The front doors opened, and the star of the film trundled in. Up close, Lawrence looked much older than he did in the one movie that Bill had seen. He was shorter too. His graying hair was cut close, brows darker than his hair, eyes quick as a squirrel’s as he immediately shook the hand of the nearest lady who goggled at him.
He moved on to the next and the next, but Bill’s attenti
on was drawn to the woman in the back, the one who had chased the dog she was now holding into his shop.
She looked, in a word, terrified. Back pressed to the cluttered sideboard, she held the dog under her chin as if to shield herself. From what? he wondered. The small group of Lawrence Tucker’s adoring fans who had arrived ahead of the pack? No worries there, he thought as he squeezed over to her. The fans had eyes for no one but the star.

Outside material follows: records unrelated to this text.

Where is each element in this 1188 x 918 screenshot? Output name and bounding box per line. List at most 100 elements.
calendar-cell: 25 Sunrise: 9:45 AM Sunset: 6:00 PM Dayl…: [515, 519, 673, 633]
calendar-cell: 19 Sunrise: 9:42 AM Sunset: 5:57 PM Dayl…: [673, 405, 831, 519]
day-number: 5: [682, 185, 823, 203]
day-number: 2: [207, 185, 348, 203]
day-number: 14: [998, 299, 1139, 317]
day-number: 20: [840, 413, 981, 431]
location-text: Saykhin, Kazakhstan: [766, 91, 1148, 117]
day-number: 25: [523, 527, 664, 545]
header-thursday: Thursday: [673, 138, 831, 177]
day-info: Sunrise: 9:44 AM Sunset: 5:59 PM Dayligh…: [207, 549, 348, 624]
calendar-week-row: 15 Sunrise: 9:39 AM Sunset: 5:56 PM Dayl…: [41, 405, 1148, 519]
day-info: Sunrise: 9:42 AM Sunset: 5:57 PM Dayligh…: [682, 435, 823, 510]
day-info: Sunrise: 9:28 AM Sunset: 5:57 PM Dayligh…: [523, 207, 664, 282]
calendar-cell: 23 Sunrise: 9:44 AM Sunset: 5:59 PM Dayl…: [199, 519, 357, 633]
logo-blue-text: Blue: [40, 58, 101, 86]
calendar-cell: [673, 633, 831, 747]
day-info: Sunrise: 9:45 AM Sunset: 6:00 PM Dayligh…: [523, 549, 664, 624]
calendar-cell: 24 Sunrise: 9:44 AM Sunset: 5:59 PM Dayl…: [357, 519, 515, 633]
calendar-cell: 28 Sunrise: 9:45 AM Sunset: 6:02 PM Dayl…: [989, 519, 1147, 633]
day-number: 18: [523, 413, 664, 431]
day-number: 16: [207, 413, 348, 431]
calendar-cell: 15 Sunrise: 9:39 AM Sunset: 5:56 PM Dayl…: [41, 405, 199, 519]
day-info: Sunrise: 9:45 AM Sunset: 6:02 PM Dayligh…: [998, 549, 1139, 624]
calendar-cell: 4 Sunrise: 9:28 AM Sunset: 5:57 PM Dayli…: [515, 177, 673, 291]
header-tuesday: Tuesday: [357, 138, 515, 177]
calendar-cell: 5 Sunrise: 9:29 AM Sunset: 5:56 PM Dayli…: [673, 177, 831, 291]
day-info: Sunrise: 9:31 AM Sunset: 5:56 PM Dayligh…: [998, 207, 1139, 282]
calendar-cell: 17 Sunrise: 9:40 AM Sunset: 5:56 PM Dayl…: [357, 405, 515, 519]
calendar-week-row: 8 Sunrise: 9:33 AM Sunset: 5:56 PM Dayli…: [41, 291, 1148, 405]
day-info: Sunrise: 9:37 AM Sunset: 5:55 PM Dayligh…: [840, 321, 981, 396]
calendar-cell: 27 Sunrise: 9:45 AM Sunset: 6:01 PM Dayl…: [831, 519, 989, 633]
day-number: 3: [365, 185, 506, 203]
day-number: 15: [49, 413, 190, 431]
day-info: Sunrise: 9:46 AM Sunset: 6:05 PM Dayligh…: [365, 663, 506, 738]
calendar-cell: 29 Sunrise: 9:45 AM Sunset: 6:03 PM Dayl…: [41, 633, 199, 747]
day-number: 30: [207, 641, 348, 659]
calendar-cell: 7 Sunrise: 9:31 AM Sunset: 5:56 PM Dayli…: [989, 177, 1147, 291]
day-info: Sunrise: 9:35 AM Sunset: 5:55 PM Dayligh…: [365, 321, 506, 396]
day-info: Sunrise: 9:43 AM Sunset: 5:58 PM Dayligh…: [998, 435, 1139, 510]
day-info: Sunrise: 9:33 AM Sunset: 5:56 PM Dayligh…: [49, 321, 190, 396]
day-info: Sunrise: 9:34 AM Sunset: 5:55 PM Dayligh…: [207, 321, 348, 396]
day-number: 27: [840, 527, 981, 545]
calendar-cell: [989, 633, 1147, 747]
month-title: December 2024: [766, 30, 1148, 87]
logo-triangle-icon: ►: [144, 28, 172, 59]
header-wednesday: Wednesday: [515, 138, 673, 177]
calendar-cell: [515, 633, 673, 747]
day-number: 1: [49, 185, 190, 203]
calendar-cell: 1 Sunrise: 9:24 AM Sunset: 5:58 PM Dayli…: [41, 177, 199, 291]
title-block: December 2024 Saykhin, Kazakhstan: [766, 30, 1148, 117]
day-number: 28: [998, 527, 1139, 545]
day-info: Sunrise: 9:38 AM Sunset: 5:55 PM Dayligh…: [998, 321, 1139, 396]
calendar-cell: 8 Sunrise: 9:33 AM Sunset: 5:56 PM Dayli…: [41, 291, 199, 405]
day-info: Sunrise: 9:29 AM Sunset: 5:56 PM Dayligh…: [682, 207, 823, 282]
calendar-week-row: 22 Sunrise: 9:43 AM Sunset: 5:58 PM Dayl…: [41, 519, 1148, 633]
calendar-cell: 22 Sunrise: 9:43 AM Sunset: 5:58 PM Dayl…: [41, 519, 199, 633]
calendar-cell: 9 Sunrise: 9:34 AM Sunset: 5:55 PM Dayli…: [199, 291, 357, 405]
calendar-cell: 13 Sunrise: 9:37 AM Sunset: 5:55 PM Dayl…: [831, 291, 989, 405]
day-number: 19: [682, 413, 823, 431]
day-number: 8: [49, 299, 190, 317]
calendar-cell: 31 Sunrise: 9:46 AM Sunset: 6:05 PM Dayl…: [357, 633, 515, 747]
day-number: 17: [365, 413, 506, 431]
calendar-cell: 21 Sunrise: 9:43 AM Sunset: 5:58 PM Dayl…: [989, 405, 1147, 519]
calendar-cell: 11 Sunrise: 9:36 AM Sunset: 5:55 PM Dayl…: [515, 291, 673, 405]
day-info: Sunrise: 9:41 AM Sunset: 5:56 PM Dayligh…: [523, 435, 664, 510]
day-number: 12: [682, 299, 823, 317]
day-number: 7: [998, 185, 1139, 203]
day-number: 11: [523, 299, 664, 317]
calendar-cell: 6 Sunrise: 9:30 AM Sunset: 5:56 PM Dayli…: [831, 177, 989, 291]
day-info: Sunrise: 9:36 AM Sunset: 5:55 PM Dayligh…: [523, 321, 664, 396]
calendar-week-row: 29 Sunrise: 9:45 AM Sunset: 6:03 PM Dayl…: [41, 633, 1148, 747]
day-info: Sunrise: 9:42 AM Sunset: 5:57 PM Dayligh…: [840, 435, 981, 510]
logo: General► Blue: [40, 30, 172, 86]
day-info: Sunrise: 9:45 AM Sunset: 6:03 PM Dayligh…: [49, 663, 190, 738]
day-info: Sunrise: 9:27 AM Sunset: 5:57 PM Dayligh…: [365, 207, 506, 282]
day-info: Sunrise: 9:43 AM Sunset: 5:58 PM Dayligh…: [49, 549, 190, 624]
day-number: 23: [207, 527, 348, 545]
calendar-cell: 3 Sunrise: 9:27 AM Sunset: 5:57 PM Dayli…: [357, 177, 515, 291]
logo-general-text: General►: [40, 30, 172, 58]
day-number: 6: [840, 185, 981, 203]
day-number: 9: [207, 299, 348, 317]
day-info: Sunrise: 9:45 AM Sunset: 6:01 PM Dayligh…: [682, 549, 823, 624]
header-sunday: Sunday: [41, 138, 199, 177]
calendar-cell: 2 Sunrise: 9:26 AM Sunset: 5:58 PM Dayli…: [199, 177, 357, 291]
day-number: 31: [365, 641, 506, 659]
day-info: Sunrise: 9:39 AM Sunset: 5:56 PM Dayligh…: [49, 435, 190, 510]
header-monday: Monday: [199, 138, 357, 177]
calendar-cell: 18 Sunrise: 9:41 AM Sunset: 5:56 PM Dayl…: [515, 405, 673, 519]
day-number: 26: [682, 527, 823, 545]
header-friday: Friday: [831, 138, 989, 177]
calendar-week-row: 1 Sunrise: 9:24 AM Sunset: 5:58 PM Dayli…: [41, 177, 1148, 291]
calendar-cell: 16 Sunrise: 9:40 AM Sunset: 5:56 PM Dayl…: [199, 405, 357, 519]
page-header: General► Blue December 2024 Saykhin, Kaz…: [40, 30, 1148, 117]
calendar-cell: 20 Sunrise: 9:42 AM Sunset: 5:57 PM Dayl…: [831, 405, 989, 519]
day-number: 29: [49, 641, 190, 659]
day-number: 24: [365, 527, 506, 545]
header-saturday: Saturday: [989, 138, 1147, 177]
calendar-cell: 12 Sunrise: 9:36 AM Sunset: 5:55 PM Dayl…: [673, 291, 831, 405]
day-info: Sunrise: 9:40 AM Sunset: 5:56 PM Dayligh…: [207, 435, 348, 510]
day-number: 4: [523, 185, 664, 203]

“Hey there,” he said. “You in charge of this critter again?”
She blinked and nodded. “I told Lawrence I’m leaving, but I just sort of get swept along, like he’s a planet with his own gravity field or something.”
Bill chuckled. “I know people like that. Is this his dog?”
“Yes. Jellybean.”
“Is he friendly?” Bill asked, putting out a hand.
“No.”
Bill took his hand away. Her eyes continued to slide toward the door with longing in their brown depths, and she swayed gently from foot to foot. “Don’t like crowds?” he guessed.
She started. “Is it that obvious? I was trying to blend.” She shivered. “Too many people in here. Not enough oxygen.”
Claustrophobic? He offered his warmest smile. “I’m Bill Woodson. Never got your name.”
“Misty,” she said quietly, hoisting the dog a little higher. “Misty Agnelli. I am…I was Mr. Tucker’s violin tutor, but I’m leaving,” she repeated firmly.
“So you mentioned. Why?”
“He doesn’t need me.”
They both looked at Tucker, who had the entire room riveted.
“I grew up not far from Albatross, you know,” he told the group. “Went to high school right up the coast.”
Vivian Buckley beamed a smile that was a little too bright to be sincere. “It’s true,” she said. “And you even had a local girl for a sweetheart too.”
Tucker gazed at her, his smile never wavering. “Ah, Viv. I was just getting to that.”
“I’m sure you were.” She glared at him as she settled into an upholstered chair, stroking her dog’s silky ears.